So, the No Show Conference happened last weekend, and I’ve decided it’s one of my new favourite gamedev events, ever. Being a relatively small conference, it managed to attract a really great group of smart, talented people, many of whom I already knew and a few I didn’t but was happy to meet. And, you know, it’s always the people who make these events what they are. Plus, it gave me an excuse to visit Boston, a place I don’t get myself to very often but feel like I probably should, because so many neat things are happening.
My satire talk on “Men in Games”, the gender-flipped version of every “Women in Games” presentation everywhere, went over amazingly well with this crowd; when giving any kind of comedic performance, it’s incredibly gratifying to hear people laugh in all the right places. A good thing too, since I tailored my presentation towards a very particular sort of audience: that is, one savvy about certain, shall we say, gender problems in the videogame industry, both those that happen within and those that show up in the games we make and the communities formed around them. Some would say it was a bit “preaching to the choir”, but as I like to say, I’m more of a choir director than a preacher, so I feel like I more or less succeeded at what I sought to accomplish. 
The other presentations were also excellent, touching on subjects from economic class dynamics in gaming to environmental storytelling to tips on procedural content generation to starting a videogame arts organisation.

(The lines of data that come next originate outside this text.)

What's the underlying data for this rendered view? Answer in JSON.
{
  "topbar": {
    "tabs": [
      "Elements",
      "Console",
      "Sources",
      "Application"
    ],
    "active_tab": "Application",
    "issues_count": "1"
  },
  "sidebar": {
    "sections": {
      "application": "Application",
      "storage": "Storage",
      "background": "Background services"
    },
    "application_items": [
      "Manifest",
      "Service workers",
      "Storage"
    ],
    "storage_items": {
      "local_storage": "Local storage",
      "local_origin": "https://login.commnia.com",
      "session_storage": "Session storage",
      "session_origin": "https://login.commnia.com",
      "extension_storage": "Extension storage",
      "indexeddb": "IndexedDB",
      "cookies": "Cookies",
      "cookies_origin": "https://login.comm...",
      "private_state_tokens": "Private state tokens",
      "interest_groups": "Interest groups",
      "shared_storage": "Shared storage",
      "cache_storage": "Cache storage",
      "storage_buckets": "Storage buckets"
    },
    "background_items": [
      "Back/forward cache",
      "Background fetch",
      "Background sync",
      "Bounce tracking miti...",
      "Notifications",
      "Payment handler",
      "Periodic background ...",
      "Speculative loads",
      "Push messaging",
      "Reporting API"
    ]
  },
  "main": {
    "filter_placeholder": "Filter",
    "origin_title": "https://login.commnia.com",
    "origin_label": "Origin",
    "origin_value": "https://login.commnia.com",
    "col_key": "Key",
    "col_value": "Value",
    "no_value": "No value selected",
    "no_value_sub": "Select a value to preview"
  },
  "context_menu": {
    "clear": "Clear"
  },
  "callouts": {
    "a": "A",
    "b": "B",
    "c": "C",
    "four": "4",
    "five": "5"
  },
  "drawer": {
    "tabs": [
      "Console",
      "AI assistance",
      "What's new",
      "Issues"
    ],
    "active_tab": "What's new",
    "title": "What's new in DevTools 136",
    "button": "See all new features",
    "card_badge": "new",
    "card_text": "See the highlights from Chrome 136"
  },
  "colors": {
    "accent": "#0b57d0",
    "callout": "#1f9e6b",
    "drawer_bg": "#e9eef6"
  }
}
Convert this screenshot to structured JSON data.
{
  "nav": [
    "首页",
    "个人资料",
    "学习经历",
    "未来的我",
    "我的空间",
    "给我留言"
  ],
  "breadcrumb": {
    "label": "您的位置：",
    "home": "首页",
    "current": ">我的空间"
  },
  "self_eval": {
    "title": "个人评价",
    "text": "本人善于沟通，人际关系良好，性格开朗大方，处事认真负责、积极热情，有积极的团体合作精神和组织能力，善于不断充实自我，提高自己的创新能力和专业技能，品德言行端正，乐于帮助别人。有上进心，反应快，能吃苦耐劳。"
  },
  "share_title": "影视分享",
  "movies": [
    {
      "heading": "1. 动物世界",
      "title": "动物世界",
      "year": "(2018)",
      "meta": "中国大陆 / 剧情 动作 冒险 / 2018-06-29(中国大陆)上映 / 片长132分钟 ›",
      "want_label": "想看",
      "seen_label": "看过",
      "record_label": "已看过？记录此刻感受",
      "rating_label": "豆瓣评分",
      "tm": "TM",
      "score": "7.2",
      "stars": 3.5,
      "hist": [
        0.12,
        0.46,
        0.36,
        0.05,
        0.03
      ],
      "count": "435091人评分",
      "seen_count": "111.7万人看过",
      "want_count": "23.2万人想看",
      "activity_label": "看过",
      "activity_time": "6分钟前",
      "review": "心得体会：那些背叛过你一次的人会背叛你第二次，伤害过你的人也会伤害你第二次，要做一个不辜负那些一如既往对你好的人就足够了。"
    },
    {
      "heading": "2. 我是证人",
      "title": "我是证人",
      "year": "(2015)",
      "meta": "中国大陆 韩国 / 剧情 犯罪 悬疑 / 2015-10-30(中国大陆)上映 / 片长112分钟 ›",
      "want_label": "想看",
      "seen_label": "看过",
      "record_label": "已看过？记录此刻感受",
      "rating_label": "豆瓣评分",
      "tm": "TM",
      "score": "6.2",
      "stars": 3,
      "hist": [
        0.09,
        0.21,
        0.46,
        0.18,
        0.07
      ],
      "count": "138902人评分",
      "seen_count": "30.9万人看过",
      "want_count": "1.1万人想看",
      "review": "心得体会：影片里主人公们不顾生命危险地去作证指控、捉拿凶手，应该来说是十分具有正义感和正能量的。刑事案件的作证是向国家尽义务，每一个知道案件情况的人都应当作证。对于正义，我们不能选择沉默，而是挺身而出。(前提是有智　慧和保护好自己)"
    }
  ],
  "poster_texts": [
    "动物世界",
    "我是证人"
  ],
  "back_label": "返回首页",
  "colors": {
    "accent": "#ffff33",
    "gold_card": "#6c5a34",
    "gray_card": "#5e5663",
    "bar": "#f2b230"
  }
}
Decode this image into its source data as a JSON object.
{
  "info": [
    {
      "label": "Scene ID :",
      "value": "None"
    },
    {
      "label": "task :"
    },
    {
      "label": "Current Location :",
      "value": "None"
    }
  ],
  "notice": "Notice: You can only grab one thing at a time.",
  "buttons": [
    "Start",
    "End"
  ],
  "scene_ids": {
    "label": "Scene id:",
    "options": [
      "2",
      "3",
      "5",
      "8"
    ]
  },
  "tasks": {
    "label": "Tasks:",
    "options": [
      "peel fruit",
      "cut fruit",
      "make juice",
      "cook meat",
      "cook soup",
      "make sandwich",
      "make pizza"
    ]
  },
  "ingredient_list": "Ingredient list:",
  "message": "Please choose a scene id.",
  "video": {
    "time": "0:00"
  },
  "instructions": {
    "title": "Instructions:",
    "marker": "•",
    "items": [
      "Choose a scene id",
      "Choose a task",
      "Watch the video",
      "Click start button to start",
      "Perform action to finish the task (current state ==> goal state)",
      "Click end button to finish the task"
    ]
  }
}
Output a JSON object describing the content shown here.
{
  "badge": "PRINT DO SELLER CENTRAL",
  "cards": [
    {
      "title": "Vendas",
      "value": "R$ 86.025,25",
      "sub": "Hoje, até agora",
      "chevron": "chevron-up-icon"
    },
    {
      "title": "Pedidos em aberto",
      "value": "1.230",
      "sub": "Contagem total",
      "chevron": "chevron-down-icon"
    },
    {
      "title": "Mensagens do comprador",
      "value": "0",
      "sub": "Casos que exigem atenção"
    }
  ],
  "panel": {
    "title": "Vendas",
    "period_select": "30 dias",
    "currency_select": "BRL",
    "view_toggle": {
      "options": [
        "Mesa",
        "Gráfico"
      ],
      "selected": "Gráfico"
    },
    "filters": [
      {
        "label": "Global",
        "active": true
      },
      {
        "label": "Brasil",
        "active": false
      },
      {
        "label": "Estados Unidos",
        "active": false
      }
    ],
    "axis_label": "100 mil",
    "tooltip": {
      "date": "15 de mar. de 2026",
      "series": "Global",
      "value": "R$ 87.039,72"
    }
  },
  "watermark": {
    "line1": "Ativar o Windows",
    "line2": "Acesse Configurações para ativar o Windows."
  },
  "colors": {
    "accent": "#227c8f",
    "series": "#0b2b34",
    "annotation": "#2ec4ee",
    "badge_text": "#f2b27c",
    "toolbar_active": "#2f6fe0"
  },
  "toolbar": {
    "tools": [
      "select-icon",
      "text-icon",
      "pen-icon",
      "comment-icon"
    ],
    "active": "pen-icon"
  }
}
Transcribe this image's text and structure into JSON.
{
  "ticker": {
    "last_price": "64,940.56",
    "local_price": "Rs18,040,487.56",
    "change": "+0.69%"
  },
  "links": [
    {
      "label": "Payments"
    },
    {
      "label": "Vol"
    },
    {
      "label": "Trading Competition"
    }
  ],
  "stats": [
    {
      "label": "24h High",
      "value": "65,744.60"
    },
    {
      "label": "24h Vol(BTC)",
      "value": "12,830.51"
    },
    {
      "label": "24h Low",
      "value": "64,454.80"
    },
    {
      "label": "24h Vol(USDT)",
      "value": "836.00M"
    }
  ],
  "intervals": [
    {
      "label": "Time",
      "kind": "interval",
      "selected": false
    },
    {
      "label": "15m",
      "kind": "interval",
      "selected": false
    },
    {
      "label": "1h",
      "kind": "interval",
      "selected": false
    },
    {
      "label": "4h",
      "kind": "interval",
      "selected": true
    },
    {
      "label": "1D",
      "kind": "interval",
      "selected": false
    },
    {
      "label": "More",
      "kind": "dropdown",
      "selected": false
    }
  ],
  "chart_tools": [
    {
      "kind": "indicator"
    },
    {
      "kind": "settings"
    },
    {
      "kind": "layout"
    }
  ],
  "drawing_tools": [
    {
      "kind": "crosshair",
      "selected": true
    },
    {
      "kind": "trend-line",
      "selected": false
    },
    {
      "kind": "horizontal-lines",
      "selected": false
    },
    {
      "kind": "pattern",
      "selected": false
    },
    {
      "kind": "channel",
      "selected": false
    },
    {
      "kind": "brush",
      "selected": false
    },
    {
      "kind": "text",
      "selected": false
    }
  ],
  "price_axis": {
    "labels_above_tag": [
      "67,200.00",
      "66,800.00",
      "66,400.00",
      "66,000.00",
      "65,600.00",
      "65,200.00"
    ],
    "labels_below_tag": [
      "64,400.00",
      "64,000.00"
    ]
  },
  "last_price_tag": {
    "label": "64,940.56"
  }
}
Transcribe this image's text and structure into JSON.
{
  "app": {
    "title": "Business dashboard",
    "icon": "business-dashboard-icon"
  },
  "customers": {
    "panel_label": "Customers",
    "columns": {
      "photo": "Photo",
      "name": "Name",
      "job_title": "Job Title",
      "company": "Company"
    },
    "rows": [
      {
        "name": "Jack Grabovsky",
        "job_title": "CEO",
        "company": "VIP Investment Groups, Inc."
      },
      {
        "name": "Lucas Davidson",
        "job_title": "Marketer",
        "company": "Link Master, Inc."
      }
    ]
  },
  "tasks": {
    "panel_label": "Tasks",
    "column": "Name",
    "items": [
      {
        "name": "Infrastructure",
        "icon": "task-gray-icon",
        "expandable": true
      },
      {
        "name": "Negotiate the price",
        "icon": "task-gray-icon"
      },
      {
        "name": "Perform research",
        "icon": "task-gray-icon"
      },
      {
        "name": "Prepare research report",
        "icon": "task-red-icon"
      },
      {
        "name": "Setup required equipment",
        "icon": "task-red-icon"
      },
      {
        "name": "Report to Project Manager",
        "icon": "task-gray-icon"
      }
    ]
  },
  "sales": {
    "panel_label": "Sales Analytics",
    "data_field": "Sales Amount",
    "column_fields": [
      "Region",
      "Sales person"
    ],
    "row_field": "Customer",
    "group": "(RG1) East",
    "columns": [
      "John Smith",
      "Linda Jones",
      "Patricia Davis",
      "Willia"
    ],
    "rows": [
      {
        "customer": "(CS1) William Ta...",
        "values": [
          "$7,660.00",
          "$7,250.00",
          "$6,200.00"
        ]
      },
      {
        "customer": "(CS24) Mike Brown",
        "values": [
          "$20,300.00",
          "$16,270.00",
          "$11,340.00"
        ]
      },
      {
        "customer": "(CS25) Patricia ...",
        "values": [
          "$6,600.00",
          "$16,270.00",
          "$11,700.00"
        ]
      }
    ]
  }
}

There was even one involving audience participation that had us create cubist self-portraits and try to hold a conversation with someone while counting the number of times they blinked. (It made more sense in context.) There was also a game jam portion of the conference, although in practice, a lot of people used it to work on projects already in progress; I would have done the same if I weren’t already busy watching the presentations. Maybe if it were a longer conference. But the demos of games I did see were pretty fantastic: a game where you play as a cupcake, an 8-bit Super Smash Brothers lookalike, and an interactive fiction game I’m really looking forward to in which you are a blogger at a ladies’ website.
Oh, and there were even people in the audience who were knitting. Not something you see often at gamedev events, that’s for sure!
I also had plenty of opportunities to demo the first scene of Dominique Pamplemousse, myself, which a lot of people loved, as evidenced by the big smiles on their faces as they played. Really gave me a lot of motivation to finish the game and get it out there, already. Of course, that takes, you know, actual work and stuff. Eep!
Anyway, suffice to say, a good time was had, if not by all, then definitely by me. Much thanks to Courtney for putting everything together, and also to all the volunteers, speakers, and attendees for making the experience as great as it was. I’m already looking forward to next year!